Ah… so if you were expecting that the VHD data would arrive into the volume in deduplicated form, this is going to be a bit of a surprise. At the first go, the VHD data will be present in the volume in its original size. Deduplication happens as post-facto as a job that crunches the data and reduces the size of the VHD after it has been fully copied as a part of the OOB IR process. This is because deduplication needs an exclusive handle on the file in order to go about doing its work.

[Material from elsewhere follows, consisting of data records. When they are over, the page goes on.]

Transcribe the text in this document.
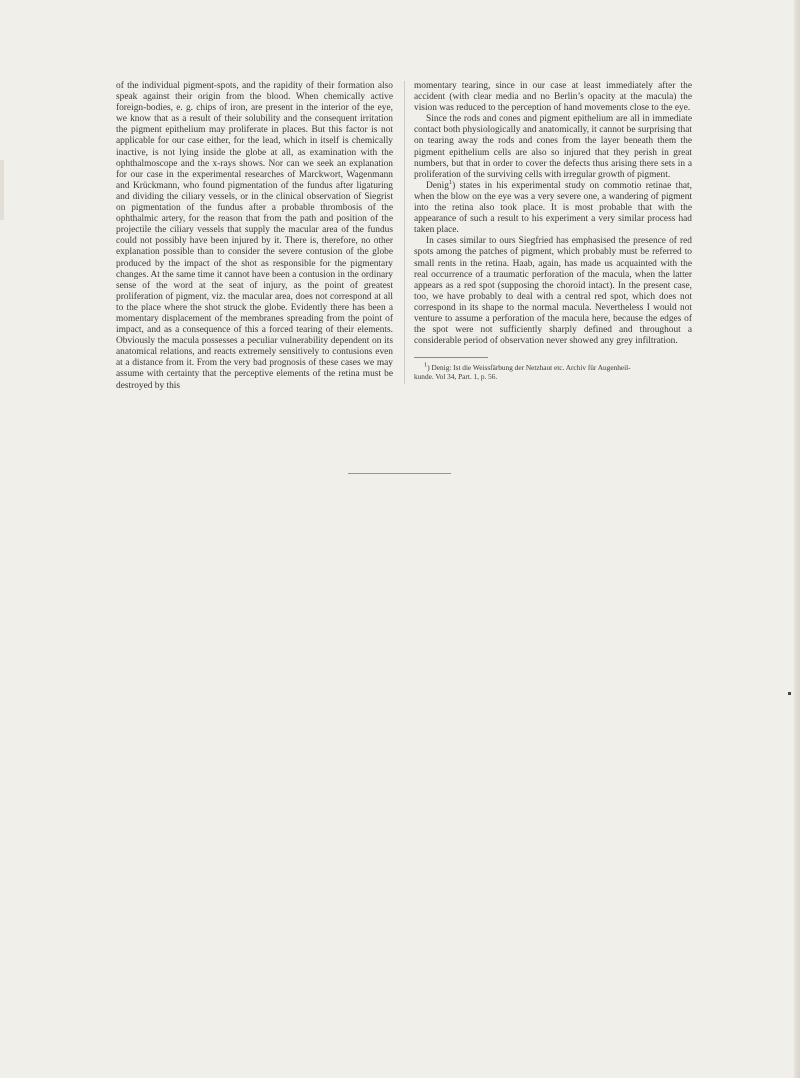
of the individual pigment-spots, and the rapidity of their formation also speak against their origin from the blood. When chemically active foreign-bodies, e. g. chips of iron, are present in the interior of the eye, we know that as a result of their solubility and the consequent irritation the pigment epithelium may proliferate in places. But this factor is not applicable for our case either, for the lead, which in itself is chemically inactive, is not lying inside the globe at all, as examination with the ophthalmoscope and the x-rays shows. Nor can we seek an explanation for our case in the experimental researches of Marckwort, Wagenmann and Krückmann, who found pigmentation of the fundus after ligaturing and dividing the ciliary vessels, or in the clinical observation of Siegrist on pigmentation of the fundus after a probable thrombosis of the ophthalmic artery, for the reason that from the path and position of the projectile the ciliary vessels that supply the macular area of the fundus could not possibly have been injured by it. There is, therefore, no other explanation possible than to consider the severe contusion of the globe produced by the impact of the shot as responsible for the pigmentary changes. At the same time it cannot have been a contusion in the ordinary sense of the word at the seat of injury, as the point of greatest proliferation of pigment, viz. the macular area, does not correspond at all to the place where the shot struck the globe. Evidently there has been a momentary displacement of the membranes spreading from the point of impact, and as a consequence of this a forced tearing of their elements. Obviously the macula possesses a peculiar vulnerability dependent on its anatomical relations, and reacts extremely sensitively to contusions even at a distance from it. From the very bad prognosis of these cases we may assume with certainty that the perceptive elements of the retina must be destroyed by this

momentary tearing, since in our case at least immediately after the accident (with clear media and no Berlin’s opacity at the macula) the vision was reduced to the perception of hand movements close to the eye.

Since the rods and cones and pigment epithelium are all in immediate contact both physiologically and anatomically, it cannot be surprising that on tearing away the rods and cones from the layer beneath them the pigment epithelium cells are also so injured that they perish in great numbers, but that in order to cover the defects thus arising there sets in a proliferation of the surviving cells with irregular growth of pigment.

Denig$^1$) states in his experimental study on commotio retinae that, when the blow on the eye was a very severe one, a wandering of pigment into the retina also took place. It is most probable that with the appearance of such a result to his experiment a very similar process had taken place.

In cases similar to ours Siegfried has emphasised the presence of red spots among the patches of pigment, which probably must be referred to small rents in the retina. Haab, again, has made us acquainted with the real occurrence of a traumatic perforation of the macula, when the latter appears as a red spot (supposing the choroid intact). In the present case, too, we have probably to deal with a central red spot, which does not correspond in its shape to the normal macula. Nevertheless I would not venture to assume a perforation of the macula here, because the edges of the spot were not sufficiently sharply defined and throughout a considerable period of observation never showed any grey infiltration.

$^1$) Denig: Ist die Weissfärbung der Netzhaut etc. Archiv für Augenheil-
kunde. Vol 34, Part. 1, p. 56.
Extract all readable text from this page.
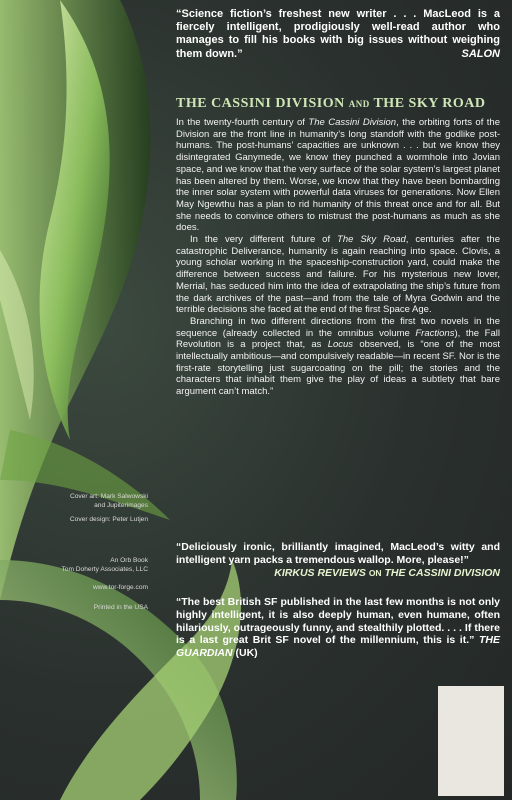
“Science fiction’s freshest new writer . . . MacLeod is a fiercely intelligent, prodigiously well-read author who manages to fill his books with big issues without weighing them down.”	SALON
THE CASSINI DIVISION AND THE SKY ROAD

In the twenty-fourth century of The Cassini Division, the orbiting forts of the Division are the front line in humanity’s long standoff with the godlike post-humans. The post-humans’ capacities are unknown . . . but we know they disintegrated Ganymede, we know they punched a wormhole into Jovian space, and we know that the very surface of the solar system’s largest planet has been altered by them. Worse, we know that they have been bombarding the inner solar system with powerful data viruses for generations. Now Ellen May Ngewthu has a plan to rid humanity of this threat once and for all. But she needs to convince others to mistrust the post-humans as much as she does.

In the very different future of The Sky Road, centuries after the catastrophic Deliverance, humanity is again reaching into space. Clovis, a young scholar working in the spaceship-construction yard, could make the difference between success and failure. For his mysterious new lover, Merrial, has seduced him into the idea of extrapolating the ship’s future from the dark archives of the past—and from the tale of Myra Godwin and the terrible decisions she faced at the end of the first Space Age.

Branching in two different directions from the first two novels in the sequence (already collected in the omnibus volume Fractions), the Fall Revolution is a project that, as Locus observed, is “one of the most intellectually ambitious—and compulsively readable—in recent SF. Nor is the first-rate storytelling just sugarcoating on the pill; the stories and the characters that inhabit them give the play of ideas a subtlety that bare argument can’t match.”

“Deliciously ironic, brilliantly imagined, MacLeod’s witty and intelligent yarn packs a tremendous wallop. More, please!”
KIRKUS REVIEWS ON THE CASSINI DIVISION
“The best British SF published in the last few months is not only highly intelligent, it is also deeply human, even humane, often hilariously, outrageously funny, and stealthily plotted. . . . If there is a last great Brit SF novel of the millennium, this is it.” THE GUARDIAN (UK)
Cover art: Mark Salwowski
and Jupiterimages
Cover design: Peter Lutjen
An Orb Book
Tom Doherty Associates, LLC
www.tor-forge.com
Printed in the USA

The good part is that you can trigger the job on-demand and start the deduplication as soon as the first VHD is copied. You can do that by using the PowerShell commandlet provided:



PS C:\> Start-DedupJob Y: -Type Optimization

There are other parameters provided by the commandlet that allow you to control the deduplication job. You can explore the various options in the TechNet documentation: http://technet.microsoft.com/en-us/library/hh848442.aspx .


This is what I got after the deduplication job completed:



That’s a 54% saving with just one VM – a very good start!


Deduplication rate with more virtual machines

After this I threw in a few more virtual machines with completely different applications installed and here is the observed savings after each step:



I think the excellent results speak for themselves! Notice how between VM2 and VM3, almost all of the data (~9GB) has been absorbed by deduplication with an increase of only 300MB! As the deduplication team as published on TechNet, VDI VMs would have a high degree of similarity in their disks and would result in a much higher deduplication rate. A random mix of VMs yields surprisingly good results as well.


Final steps

Once you are done with the OOB IR and deduplication of your VMs, you need to do the following steps:



  1. Ensure that no deduplication job is running on the volume
  2. Eject the fixed disk – this should disconnect the VHD from the host
  3. Compact the VHD using the “Edit Virtual Hard Disk Wizard” . At the time I disconnected the VHD from the host, the size of the VHD was 36.38GB. After compacting it the size came down to 28.13GB… and this is more in line with the actual disk consumed that you see in the graph above
  4. Copy the VHD to the Replica site, mount it on the Replica host, and complete the OOB IR process!


Hope this blog post helps with setting up your own Hyper-V Replica sites from scratch using OOB IR! Try it out and let us know your feedback.